Muszę mu podziękować i stąd odejść to nie miejsce dla mnie. Hiro chyba się domyśla bo zawarczał na mnie, ale muszę odejść nie mam innego wyjścia. Zeszłam na dół do kuchni, Matt stał przy kuchence i robił śniadanie. Hiro poszedł do swojej miski i zaczął jeść, zerkając na mnie czy nadal tu jestem. Matt też ukradkiem zerka. Zastanawia mnie dlaczego nie ma kobiety przy swoim boku. Jest wspaniałym mężczyzną a ja beznadziejną kobietą. Idealnie.

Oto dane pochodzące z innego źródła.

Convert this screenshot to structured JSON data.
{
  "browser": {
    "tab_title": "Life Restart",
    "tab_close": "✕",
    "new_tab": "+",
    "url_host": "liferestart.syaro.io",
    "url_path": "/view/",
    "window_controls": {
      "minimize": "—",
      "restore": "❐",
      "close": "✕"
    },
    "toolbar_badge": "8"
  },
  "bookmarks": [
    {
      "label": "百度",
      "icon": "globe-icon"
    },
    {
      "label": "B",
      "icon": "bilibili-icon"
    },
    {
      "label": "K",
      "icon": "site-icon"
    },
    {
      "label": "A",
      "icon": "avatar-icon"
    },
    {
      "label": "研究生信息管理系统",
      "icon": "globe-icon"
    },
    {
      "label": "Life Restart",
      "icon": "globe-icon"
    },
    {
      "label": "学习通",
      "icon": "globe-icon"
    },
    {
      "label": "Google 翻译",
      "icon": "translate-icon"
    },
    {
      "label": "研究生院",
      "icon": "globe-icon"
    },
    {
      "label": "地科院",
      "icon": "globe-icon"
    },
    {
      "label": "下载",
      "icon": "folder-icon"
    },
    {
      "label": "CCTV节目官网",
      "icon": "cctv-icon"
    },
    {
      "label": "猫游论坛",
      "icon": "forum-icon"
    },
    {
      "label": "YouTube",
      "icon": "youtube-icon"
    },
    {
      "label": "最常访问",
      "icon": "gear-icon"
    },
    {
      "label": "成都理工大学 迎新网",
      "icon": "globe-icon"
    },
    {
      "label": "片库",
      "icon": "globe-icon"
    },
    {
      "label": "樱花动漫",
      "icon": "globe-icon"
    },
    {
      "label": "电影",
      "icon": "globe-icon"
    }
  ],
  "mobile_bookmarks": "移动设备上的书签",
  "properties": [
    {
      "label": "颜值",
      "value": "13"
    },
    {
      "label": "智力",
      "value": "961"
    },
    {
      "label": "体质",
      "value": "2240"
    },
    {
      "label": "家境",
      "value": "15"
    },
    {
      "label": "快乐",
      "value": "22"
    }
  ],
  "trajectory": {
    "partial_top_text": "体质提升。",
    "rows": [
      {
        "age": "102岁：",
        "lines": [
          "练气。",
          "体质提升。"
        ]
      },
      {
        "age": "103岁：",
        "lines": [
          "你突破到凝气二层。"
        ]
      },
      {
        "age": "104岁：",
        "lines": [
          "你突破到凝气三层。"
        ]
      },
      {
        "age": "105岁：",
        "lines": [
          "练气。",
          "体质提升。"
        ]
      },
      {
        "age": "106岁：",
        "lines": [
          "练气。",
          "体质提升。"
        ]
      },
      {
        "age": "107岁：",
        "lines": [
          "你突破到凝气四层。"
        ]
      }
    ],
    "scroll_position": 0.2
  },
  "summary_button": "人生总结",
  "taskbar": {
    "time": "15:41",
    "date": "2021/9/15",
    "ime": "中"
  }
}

Poczułam zapach jajecznicy postawionym przede mną. Zjadłam wszystko, chciałam pozmywać ale Matt mi nie pozwolił. Hiro siedział przy mojej nodze a kiedy jego pan chciał go odsunąć, warczał na niego.
- Matt? - zapytałam nie pewnie.
- Tak?
- Dziękuję za twoją pomoc, że mogłam tu przenocować i że mnie uratowałeś wczoraj ale muszę już iść, zacząć od nowa, poszukam mieszkania a przez ten czas zatrzymam się u Martiny. Dziękuję jeszcze raz za wszystko - nie chciałam się z nimi rozstawać, tu czułam się bezpiecznie, czułam, że mogę spokojnie oddychać.